Spread the Word

Shirley Fitch, Clerical Associate


Shirley Fitch, Clerical Associate Image

Shirley Fitch is a Clerical Associate in the Diagnostic Imaging department at Peel Memorial but for the past several weeks, she’s been serving as a Patient Liaison for the Virtual Visitation Program. It’s a role that is drastically different from what she’s used to and one that is equal parts challenging and rewarding.

In March, Osler implemented a no visitor policy to protect the public, our patients, visitors, staff, physicians and volunteers from the potential transmission of COVID-19. The Virtual Visitation Program was implemented to keep patients and families connected when they couldn’t physically visit.

Shirley is one of several Patient Liaisons who help families see and talk to each other with an iPad. They facilitate between 15 and 20 visits each day—from social calls to end of life visitation. Using the Zoom app, patients are able to have visits with any number of family members, even those from all over the world.

“We are kept quite busy going from one visit to the other,” says Shirley. “And we make sure that the iPads and the arm that we use to hold them for the visit are clean and sanitized after each use, so the day goes really quickly.”

Sometimes, Shirley sets up the iPad and leaves the patient to visit with their loved ones on their own while, other times, she plays a greater role in supporting the patient.

“If the patient is very coherent and very engaged in the visit, we will set the iPad up and then go out in the hallway, staying close by in case they have a question for us. But, other times we are always in the room. There might be hearing difficulty, so we can be close to the patient’s ear relaying what the family said, or to the family if the patient spoke very softly,” she says.

Shirley says she’s seeing a much different type of patient than what she’s used to seeing in the Diagnostic Imaging department.

“In my old job, patients come in and you're seeing them, hopefully, in a healthier state where the patients I see now are in the hospital and their conditions are all different.
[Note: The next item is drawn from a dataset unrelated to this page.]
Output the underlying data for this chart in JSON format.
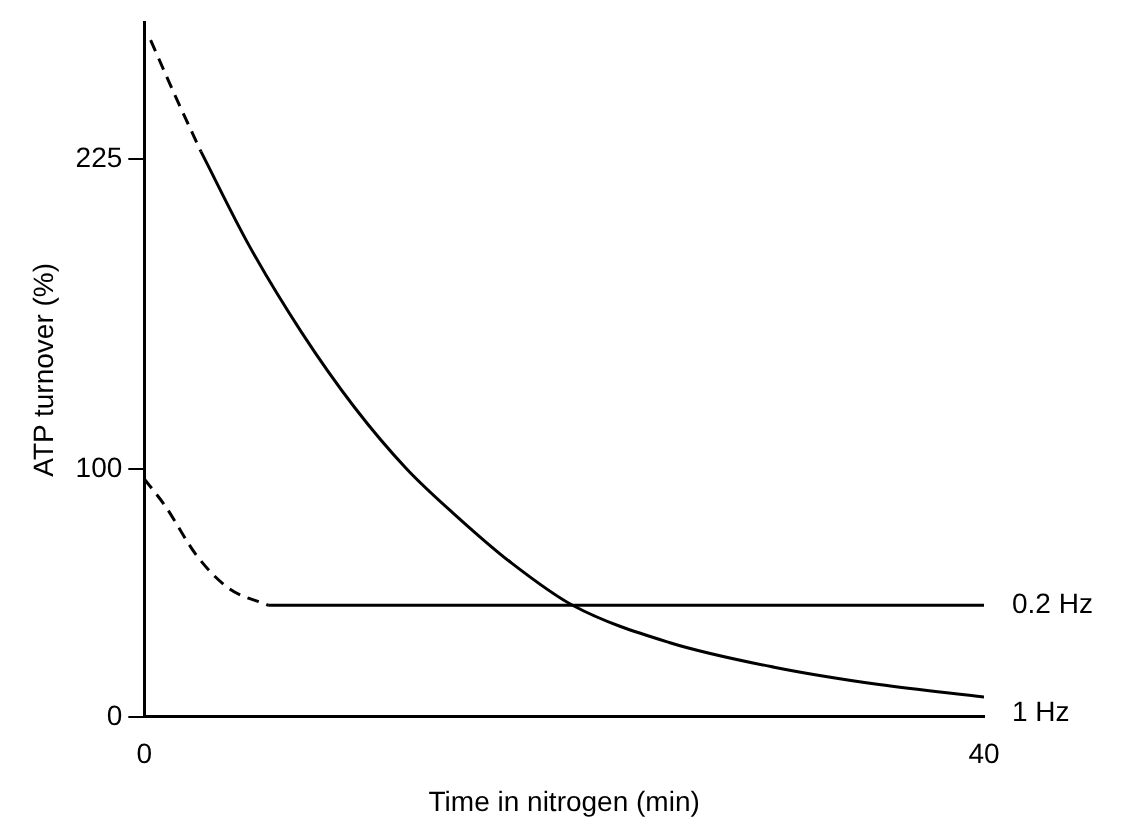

It is really a new experience,” she says. “Sometimes you leave a visit feeling very happy or very sad or very grateful.”

Some of the most difficult, yet rewarding visits have been with families saying good bye to loved ones.
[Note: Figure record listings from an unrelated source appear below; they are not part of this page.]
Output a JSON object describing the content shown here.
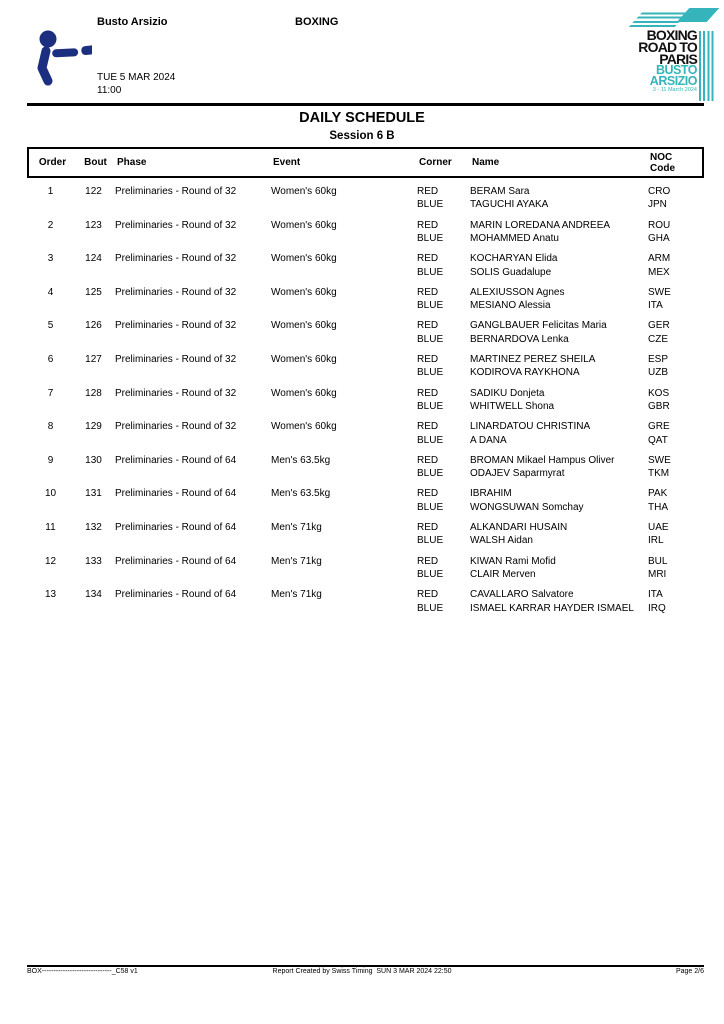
{
  "colors": {
    "teal": "#35b5bb",
    "navy": "#1b2e7f"
  },
  "header": {
    "venue": "Busto Arsizio",
    "sport": "BOXING",
    "date": "TUE 5 MAR 2024",
    "time": "11:00",
    "logo": {
      "line1": "BOXING",
      "line2": "ROAD TO",
      "line3": "PARIS",
      "line4": "BUSTO",
      "line5": "ARSIZIO",
      "line6": "3 - 11 March 2024"
    }
  },
  "title": "DAILY SCHEDULE",
  "subtitle": "Session 6 B",
  "table": {
    "headers": {
      "order": "Order",
      "bout": "Bout",
      "phase": "Phase",
      "event": "Event",
      "corner": "Corner",
      "name": "Name",
      "noc_line1": "NOC",
      "noc_line2": "Code"
    },
    "corner_labels": {
      "red": "RED",
      "blue": "BLUE"
    },
    "rows": [
      {
        "order": "1",
        "bout": "122",
        "phase": "Preliminaries - Round of 32",
        "event": "Women's 60kg",
        "red_name": "BERAM Sara",
        "red_noc": "CRO",
        "blue_name": "TAGUCHI AYAKA",
        "blue_noc": "JPN"
      },
      {
        "order": "2",
        "bout": "123",
        "phase": "Preliminaries - Round of 32",
        "event": "Women's 60kg",
        "red_name": "MARIN LOREDANA ANDREEA",
        "red_noc": "ROU",
        "blue_name": "MOHAMMED Anatu",
        "blue_noc": "GHA"
      },
      {
        "order": "3",
        "bout": "124",
        "phase": "Preliminaries - Round of 32",
        "event": "Women's 60kg",
        "red_name": "KOCHARYAN Elida",
        "red_noc": "ARM",
        "blue_name": "SOLIS Guadalupe",
        "blue_noc": "MEX"
      },
      {
        "order": "4",
        "bout": "125",
        "phase": "Preliminaries - Round of 32",
        "event": "Women's 60kg",
        "red_name": "ALEXIUSSON Agnes",
        "red_noc": "SWE",
        "blue_name": "MESIANO Alessia",
        "blue_noc": "ITA"
      },
      {
        "order": "5",
        "bout": "126",
        "phase": "Preliminaries - Round of 32",
        "event": "Women's 60kg",
        "red_name": "GANGLBAUER Felicitas Maria",
        "red_noc": "GER",
        "blue_name": "BERNARDOVA Lenka",
        "blue_noc": "CZE"
      },
      {
        "order": "6",
        "bout": "127",
        "phase": "Preliminaries - Round of 32",
        "event": "Women's 60kg",
        "red_name": "MARTINEZ PEREZ SHEILA",
        "red_noc": "ESP",
        "blue_name": "KODIROVA RAYKHONA",
        "blue_noc": "UZB"
      },
      {
        "order": "7",
        "bout": "128",
        "phase": "Preliminaries - Round of 32",
        "event": "Women's 60kg",
        "red_name": "SADIKU Donjeta",
        "red_noc": "KOS",
        "blue_name": "WHITWELL Shona",
        "blue_noc": "GBR"
      },
      {
        "order": "8",
        "bout": "129",
        "phase": "Preliminaries - Round of 32",
        "event": "Women's 60kg",
        "red_name": "LINARDATOU CHRISTINA",
        "red_noc": "GRE",
        "blue_name": "A DANA",
        "blue_noc": "QAT"
      },
      {
        "order": "9",
        "bout": "130",
        "phase": "Preliminaries - Round of 64",
        "event": "Men's 63.5kg",
        "red_name": "BROMAN Mikael Hampus Oliver",
        "red_noc": "SWE",
        "blue_name": "ODAJEV Saparmyrat",
        "blue_noc": "TKM"
      },
      {
        "order": "10",
        "bout": "131",
        "phase": "Preliminaries - Round of 64",
        "event": "Men's 63.5kg",
        "red_name": "IBRAHIM",
        "red_noc": "PAK",
        "blue_name": "WONGSUWAN Somchay",
        "blue_noc": "THA"
      },
      {
        "order": "11",
        "bout": "132",
        "phase": "Preliminaries - Round of 64",
        "event": "Men's 71kg",
        "red_name": "ALKANDARI HUSAIN",
        "red_noc": "UAE",
        "blue_name": "WALSH Aidan",
        "blue_noc": "IRL"
      },
      {
        "order": "12",
        "bout": "133",
        "phase": "Preliminaries - Round of 64",
        "event": "Men's 71kg",
        "red_name": "KIWAN Rami Mofid",
        "red_noc": "BUL",
        "blue_name": "CLAIR Merven",
        "blue_noc": "MRI"
      },
      {
        "order": "13",
        "bout": "134",
        "phase": "Preliminaries - Round of 64",
        "event": "Men's 71kg",
        "red_name": "CAVALLARO Salvatore",
        "red_noc": "ITA",
        "blue_name": "ISMAEL KARRAR HAYDER ISMAEL",
        "blue_noc": "IRQ"
      }
    ]
  },
  "footer": {
    "left": "BOX------------------------------_C58 v1",
    "center": "Report Created by Swiss Timing  SUN 3 MAR 2024 22:50",
    "right": "Page 2/6"
  }
}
“It's very difficult but at the same time, I just tell myself to put yourself in the patient's shoes or the family members’ shoes. You find the strength to be there and do the things that you know the family would have done if they could have been in the room. You make the patient feel like the family is with them just by holding the patient's hand, whether it be end of life or for any other reason,” she says. “Sometimes it means not saying anything at all, or sometimes the family will involve you in the conversation, sharing memories about who that person is and how that person impacted their lives. You can feel the love in the room.”

Shirley says she feels honoured to be sharing in so many special moments between patients and their families and says the impact goes beyond just brightening their days.

“The nurses call the iPads the ‘Love Connection’. You know, it’s like medicine for the patients,” she says. “Sometimes if a patient has lost their appetite, it can help to have the family on the other end to encourage their loved ones to eat. Or they might not respond to their given name, but the family will share their nickname and then they would respond better. There’s such reward from learning about the patient's life from family members, and seeing a patient’s health improve before discharge. It's a little flat black box but you just can't imagine how much emotion can come out of it.”

Shirley admits that she will miss this role when she goes back to her job in Diagnostic Imaging. The joy is evident in her voice when she talks about helping an elderly patient connect with her grandchildren.

“She was really quite a delight. She was in her 94th year and she was always so appreciative of the opportunity to speak with her family and her grandkids,” says Shirley.  “She would wave you over to show her children or her grandchildren to you and introduce them to you. Her whole emotion just made you smile because she would blow kisses constantly to them and the enthusiasm was amazing. And after each visit she would always blow us a kiss as well. And near the end when she knew she was going to be transferred to a retirement home, she told us that she loved us, so it was quite amazing.”